Add LaunchDarkly flag consistency check#36953
Conversation
Add a nightly CI check that verifies every synchronized Materialize system parameter (system variables, dyncfgs and feature flags returned by `SystemVars::iter_synced()`) has a corresponding flag in LaunchDarkly, and warns about LaunchDarkly flags that are no longer synchronized parameters. The set of Materialize parameters is collected by booting `materialized` and running `SHOW ALL` as `mz_system`, filtering out per-session variables and the `enable_launchdarkly` kill switch. To avoid warning about flags a deployed older version still relies on, the stale-flag check also considers the last published release (best effort). Throwaway `ci-test` flags are ignored. A parameter missing from LaunchDarkly fails the build; a stale flag only warns.
In addition to detecting parameters missing from LaunchDarkly and stale LaunchDarkly flags, also warn when a flag exists in both but the value LaunchDarkly serves by default diverges from Materialize's compiled-in default. To compare defaults, the synchronized parameters are now collected with their values from `SHOW ALL`, and the LaunchDarkly flags are fetched with full per-environment targeting so the served default (off variation, or fallthrough when targeting is on) can be determined.

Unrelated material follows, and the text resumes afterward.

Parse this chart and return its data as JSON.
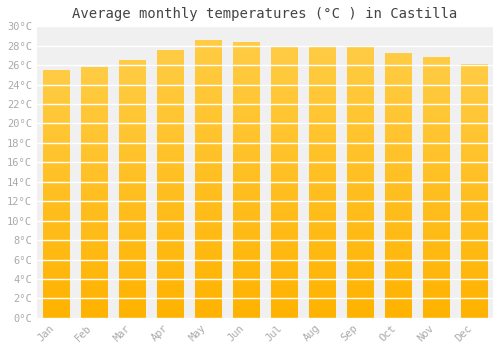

Comparison is conservative: ambiguous cases (e.g. a value with a unit vs a raw number, or a percentage rollout) are skipped rather than warned on. Pagination now follows the reported total count.
Many synchronized parameters legitimately have no LaunchDarkly flag (they ride their compiled-in default), so run the check with --no-fail for now: the missing-flag condition only warns until the backlog is triaged. Check default divergence against multiple environments (production and staging by default, configurable via LAUNCHDARKLY_ENVIRONMENTS). Flag existence is project-level so the missing/stale checks are environment-independent; only the served default can differ per environment, so divergence is reported per environment.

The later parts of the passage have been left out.